Preamble
This isn't the usual sort of thing I like to write about and certainly isn't what I created this Substack for, but there are a lot of art portfolio investment funds advertised recently and I wanted to share some information about how the art industry works to help inform my readers. I'll keep this brief rather than waffle on and try to make it interesting because I'd rather be writing about my predictions for the economy and shares (which are pessimistic at the moment) and it'll make this a quicker read.
How The Art Investment Industry Works
In short, the art investment industry is all about tax breaks for the in-crowd. Because of this, it's almost impossible to buy a painting that will later be worth millions. Let me explain how it works. Important art galleries decide which artists' art they will sell, millionaires buy that art from those specific art galleries, hold onto the art for a few years then sell it to each other via those same galleries (art brokers) for an agreed mark up. The ownership of that art might transfer between millionaires a few times, appreciating in value each time. Finally the cycle ends with the millionaire getting a valuation on that art (which reflects it's past rate of growth and is well above what they last paid for it), gifting it to a museum and getting a tax break that's greater than the amount of money that they paid for the art.
Because the whole thing is about money (specifically being part of orchestrating that tax break at the end), it's important that the art doesn't get into the wrong hands in case the art's next transaction is not managed correctly. If not managed correctly, this could damage the value of the artist or legitimacy of other transactions in the scheme and affect the wealth of everyone who's invested in that artist. Therefore art galleries / brokers carefully control which artists and buyers are selected to be part of the cycle. In other words, if you're not part of the in-crowd, you probably won't even be allowed to buy the art from those galleries.
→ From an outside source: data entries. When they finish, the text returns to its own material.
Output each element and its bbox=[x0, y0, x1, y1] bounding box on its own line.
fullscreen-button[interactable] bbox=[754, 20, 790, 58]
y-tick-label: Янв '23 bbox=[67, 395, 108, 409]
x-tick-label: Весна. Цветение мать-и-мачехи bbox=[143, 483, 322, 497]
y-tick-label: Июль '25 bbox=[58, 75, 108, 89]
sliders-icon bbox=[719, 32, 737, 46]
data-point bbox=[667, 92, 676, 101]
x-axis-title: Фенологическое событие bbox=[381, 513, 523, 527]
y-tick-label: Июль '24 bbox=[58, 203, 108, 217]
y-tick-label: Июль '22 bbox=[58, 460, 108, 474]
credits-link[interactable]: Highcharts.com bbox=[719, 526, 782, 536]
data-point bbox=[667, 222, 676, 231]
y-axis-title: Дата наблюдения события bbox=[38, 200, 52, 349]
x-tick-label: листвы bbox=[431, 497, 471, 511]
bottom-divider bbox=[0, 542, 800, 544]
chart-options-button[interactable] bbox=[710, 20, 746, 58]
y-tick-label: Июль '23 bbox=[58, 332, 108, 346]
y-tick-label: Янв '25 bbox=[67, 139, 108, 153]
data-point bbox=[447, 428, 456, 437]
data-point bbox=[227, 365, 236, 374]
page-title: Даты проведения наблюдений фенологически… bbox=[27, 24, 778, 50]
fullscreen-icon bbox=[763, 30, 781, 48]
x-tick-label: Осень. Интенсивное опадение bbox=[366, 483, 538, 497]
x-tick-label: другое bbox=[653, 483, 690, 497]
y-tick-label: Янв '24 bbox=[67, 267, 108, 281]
This means that it's unlikely that you will be able to be part of this cycle and therefore unlikely that an investment in art will appreciate. Because the end goal is to get a tax break, while having enough transactions that appear to be legitimate arms-length transactions (and sort of are, but at the same time really aren't), I feel that it's unlikely (though not impossible) that an art fund would be trusted to be part of the in-crowd.
As with any investment into any kind of fund, it's important to look at the trading history, confirm underlying value, check if it's independently audited and what kind of audit, check if it's registered with the FMA (I understand foreign companies don't have to, but why wouldn't you if you were specifically advertising in NZ?), check the fees, read the fine print, find out how hard it is to exit and what commitments and rules there are about distributions and read anything you can about the company and it's board, etc. Personally, my feeling is that the art industry is too shady to invest in and there are other options around that are well regulated alternatives.